When bank CEOs lay off people by the thousands, and then pay themselves tens of millions for failing -- it only makes the credibility problem worse. Its not just that the businesses are insolvent -- even if they had more credit, the basic business model is flawed and its being run by kleptomaniacs. Hardly the stuff that will establish a bottom.

That will have negative consequences on U.S. standards of living for at least a couple generations. I think AI is trivializing how bad this debt addiction is for the United States. Our children will not enjoy the same standard of living that we did.

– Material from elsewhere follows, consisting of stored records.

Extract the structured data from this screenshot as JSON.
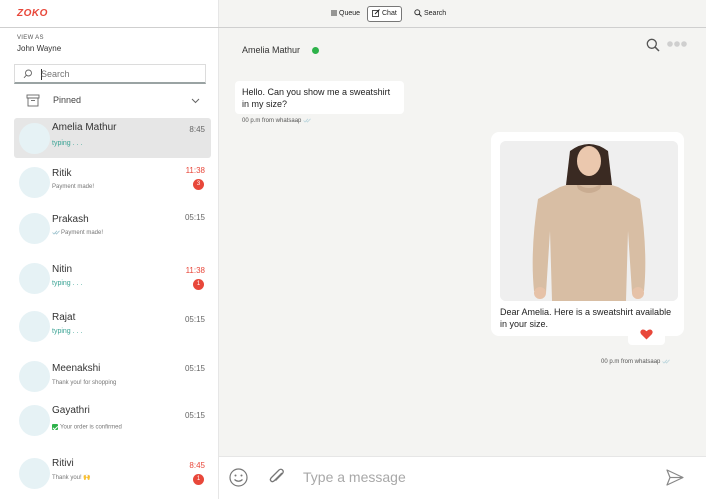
{
  "brand": {
    "name": "ZOKO",
    "color": "#e8473a"
  },
  "sidebar": {
    "view_as_label": "VIEW AS",
    "view_as_name": "John Wayne",
    "search_placeholder": "Search",
    "pinned_label": "Pinned",
    "chats": [
      {
        "name": "Amelia Mathur",
        "subtitle": "typing . . .",
        "time": "8:45",
        "badge": "",
        "active": true
      },
      {
        "name": "Ritik",
        "subtitle": "Payment made!",
        "time": "11:38",
        "badge": "3"
      },
      {
        "name": "Prakash",
        "subtitle": "Payment made!",
        "time": "05:15",
        "badge": ""
      },
      {
        "name": "Nitin",
        "subtitle": "typing . . .",
        "time": "11:38",
        "badge": "1"
      },
      {
        "name": "Rajat",
        "subtitle": "typing . . .",
        "time": "05:15",
        "badge": ""
      },
      {
        "name": "Meenakshi",
        "subtitle": "Thank you! for shopping",
        "time": "05:15",
        "badge": ""
      },
      {
        "name": "Gayathri",
        "subtitle": "Your order is confirmed",
        "time": "05:15",
        "badge": ""
      },
      {
        "name": "Ritivi",
        "subtitle": "Thank you! 🙌",
        "time": "8:45",
        "badge": "1"
      }
    ]
  },
  "topbar": {
    "queue_label": "Queue",
    "chat_label": "Chat",
    "search_label": "Search"
  },
  "conversation": {
    "contact_name": "Amelia Mathur",
    "status_color": "#2db24a",
    "incoming": {
      "text": "Hello. Can you show me a sweatshirt in my size?",
      "meta": "00 p.m from whatsaap"
    },
    "outgoing": {
      "caption": "Dear Amelia. Here is a sweatshirt available in your size.",
      "meta": "00 p.m from whatsaap",
      "reaction": "heart-icon"
    }
  },
  "composer": {
    "placeholder": "Type a message"
  }
}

And our fate is no longer in our hands. If the U.S. remains the dominant economic power, it will be because the Chinese dropped the ball and we "won" by default.

James said...

"The answer is that our financial system has become too intertwined. It has become too reliant on the continued solvency of all its players. Had Bear Stearns been allowed to fail, banks world wide would have lost their counter-party on various derivative transactions. A bank that assumed it had hedged some of its credit risk on a particular borrower would suddenly have all that credit risk back in its lap. I don't need to paint the picture as to the level of contagion that would ensue. I'm not even talking about fear here, merely that many financial institutions were relying on hedges in so many ways, that to suddenly lose a counter-party would be disastrous."

This should prove without a doubt that this system is screwed. There is no way this will last in the long run. If I was the fed I would be working constantly on a plan that would mitigate the fallout from failure. We've all seen entire countries and empires fail.